Nach dem Zweiten Weltkrieg verboten die Alliierten das "Deutschland, Deutschland über alles"-Lied. Und zwar nachdem die Nationalsozialisten ihren Gebietsanspruch "von der Maas bis an die Memel, von der Etsch bis an den Belt" nicht nur besungen, sondern auch umsetzen wollten.

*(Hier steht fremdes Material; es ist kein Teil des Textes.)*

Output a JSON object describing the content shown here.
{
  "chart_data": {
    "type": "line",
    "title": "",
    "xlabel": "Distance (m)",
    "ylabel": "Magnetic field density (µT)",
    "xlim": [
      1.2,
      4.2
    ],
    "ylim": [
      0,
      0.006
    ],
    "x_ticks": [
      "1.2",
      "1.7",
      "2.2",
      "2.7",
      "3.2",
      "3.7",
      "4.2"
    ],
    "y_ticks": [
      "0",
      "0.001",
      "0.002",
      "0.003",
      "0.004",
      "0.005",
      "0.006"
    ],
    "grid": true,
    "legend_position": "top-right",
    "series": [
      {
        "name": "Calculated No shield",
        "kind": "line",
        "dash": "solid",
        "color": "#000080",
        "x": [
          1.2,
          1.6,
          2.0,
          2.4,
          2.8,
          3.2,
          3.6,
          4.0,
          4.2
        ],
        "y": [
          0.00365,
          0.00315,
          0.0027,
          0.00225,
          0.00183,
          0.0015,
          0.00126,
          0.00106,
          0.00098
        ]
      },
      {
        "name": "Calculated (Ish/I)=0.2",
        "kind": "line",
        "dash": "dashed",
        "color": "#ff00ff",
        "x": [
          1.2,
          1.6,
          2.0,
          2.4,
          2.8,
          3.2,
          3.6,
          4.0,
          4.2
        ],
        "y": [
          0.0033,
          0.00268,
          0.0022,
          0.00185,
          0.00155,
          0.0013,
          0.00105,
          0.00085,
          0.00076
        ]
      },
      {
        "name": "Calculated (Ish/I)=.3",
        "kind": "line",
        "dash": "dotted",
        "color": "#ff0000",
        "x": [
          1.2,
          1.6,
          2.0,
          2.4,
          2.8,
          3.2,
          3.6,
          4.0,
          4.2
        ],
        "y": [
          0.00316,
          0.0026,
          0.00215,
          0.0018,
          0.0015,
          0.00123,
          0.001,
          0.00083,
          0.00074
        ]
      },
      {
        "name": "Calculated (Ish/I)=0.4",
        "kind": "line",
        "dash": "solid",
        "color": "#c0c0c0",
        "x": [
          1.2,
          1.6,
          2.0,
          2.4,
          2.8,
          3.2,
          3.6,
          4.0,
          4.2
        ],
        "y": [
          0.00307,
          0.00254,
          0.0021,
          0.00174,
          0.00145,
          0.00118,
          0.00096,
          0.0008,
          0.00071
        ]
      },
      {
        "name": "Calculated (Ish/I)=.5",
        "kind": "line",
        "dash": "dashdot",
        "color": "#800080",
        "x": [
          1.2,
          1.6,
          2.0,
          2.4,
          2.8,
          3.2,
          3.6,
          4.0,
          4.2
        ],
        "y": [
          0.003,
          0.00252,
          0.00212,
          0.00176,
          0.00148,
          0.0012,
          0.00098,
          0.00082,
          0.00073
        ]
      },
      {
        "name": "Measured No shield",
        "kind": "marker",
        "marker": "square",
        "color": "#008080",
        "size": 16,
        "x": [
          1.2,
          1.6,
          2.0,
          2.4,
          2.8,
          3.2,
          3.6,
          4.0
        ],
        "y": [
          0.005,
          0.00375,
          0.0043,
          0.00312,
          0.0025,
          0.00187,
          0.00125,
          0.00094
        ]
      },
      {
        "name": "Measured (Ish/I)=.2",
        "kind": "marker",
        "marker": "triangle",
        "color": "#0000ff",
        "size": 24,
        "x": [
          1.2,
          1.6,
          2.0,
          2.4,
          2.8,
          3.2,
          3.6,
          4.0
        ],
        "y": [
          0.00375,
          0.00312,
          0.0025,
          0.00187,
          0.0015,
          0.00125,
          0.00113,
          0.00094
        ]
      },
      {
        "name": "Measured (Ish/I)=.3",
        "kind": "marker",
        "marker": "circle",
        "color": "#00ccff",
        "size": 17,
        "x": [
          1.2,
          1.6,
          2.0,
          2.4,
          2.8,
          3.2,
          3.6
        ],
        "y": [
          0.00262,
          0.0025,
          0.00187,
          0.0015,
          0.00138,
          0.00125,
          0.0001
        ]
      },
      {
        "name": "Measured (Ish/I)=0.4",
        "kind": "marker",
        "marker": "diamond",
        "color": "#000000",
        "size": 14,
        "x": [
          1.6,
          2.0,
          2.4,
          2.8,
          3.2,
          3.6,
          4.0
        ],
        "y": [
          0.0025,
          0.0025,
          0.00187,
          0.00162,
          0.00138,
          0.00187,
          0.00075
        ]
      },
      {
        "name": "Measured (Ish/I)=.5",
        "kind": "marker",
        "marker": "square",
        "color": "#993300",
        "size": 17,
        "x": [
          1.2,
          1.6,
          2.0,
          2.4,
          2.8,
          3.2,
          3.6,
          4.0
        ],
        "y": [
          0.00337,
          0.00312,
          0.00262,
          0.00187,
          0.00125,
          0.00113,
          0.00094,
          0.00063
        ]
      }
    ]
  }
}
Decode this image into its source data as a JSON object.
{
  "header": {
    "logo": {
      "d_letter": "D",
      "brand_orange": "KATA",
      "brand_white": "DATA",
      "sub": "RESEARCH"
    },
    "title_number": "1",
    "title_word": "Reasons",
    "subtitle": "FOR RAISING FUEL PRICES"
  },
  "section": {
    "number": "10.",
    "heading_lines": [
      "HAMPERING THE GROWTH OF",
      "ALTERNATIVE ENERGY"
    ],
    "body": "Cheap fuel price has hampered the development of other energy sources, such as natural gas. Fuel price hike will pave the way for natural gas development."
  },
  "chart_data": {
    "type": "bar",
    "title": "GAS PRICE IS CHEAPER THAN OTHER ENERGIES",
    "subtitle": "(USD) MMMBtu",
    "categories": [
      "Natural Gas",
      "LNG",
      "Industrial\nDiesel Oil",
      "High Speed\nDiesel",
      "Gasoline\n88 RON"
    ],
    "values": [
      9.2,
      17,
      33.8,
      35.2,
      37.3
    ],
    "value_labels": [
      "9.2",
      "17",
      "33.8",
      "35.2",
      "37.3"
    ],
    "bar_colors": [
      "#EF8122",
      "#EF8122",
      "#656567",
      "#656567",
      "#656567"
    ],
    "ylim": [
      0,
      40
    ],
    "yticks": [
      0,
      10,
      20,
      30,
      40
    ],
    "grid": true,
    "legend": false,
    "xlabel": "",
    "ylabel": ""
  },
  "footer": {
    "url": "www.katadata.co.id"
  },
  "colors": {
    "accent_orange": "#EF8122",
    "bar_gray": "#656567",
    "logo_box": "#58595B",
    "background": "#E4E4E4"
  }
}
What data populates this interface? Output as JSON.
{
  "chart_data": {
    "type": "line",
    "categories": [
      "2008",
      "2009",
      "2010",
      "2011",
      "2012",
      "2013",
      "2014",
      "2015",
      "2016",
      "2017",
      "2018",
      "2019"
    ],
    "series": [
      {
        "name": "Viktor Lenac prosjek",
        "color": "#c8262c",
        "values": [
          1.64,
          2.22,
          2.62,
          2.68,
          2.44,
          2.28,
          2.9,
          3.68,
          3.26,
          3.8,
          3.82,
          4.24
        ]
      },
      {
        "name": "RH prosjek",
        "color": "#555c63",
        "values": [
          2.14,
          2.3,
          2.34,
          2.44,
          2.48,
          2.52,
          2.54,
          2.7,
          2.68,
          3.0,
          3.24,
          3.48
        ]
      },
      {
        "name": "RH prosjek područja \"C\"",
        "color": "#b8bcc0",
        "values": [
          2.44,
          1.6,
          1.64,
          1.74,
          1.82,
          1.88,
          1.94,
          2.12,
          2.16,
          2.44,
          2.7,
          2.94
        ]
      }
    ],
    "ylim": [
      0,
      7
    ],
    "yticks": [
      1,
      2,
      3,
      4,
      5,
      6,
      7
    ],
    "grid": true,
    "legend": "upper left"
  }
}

"Wenn die Nationalhymne angestimmt wird, dann vergewissert man sich erstmal über diese Musik gewisser nationaler Werte. Dass man dieses Wir-Gefühl aufbaut, dass man sich in dieser Musik zusammenfindet."

Den Deutschen war also ihre Hymne abhanden gekommen. Ein Problem zum Beispiel für Sportveranstaltungen wie dem internationalen Radrennen im Jahr 1949 in Köln. Was sollte man für den deutschen Sieger spielen? Klar in Köln wählte man etwas flottes und unpathetisches und zwar "Wir sind die Eingeborenen von Trizonesien".

Die dritte Strophe wird zum Hymnentext

1950 wünschte sich dann Bundespräsident Theodor Heuss etwas Sakrales. Doch seine Hymne an Deutschland wollten die Deutschen nicht. Bundeskanzler Konrad Adenauer brach nach sieben Jahren Verbot dann den Widerstand der Alliierten gegen das Deutschlandlied.

Doch dann trat schon wieder das nächste Problem auf - die deutsche Teilung. Erst 1991 bekamen die Deutschen - und zwar alle - ihre Hymne zurück. Das DDR-Thema "Auferstanden aus Ruinen" wurde eingemottet und die dritte Strophe des Deutschlandliedes endgültig zur Nationalhymne.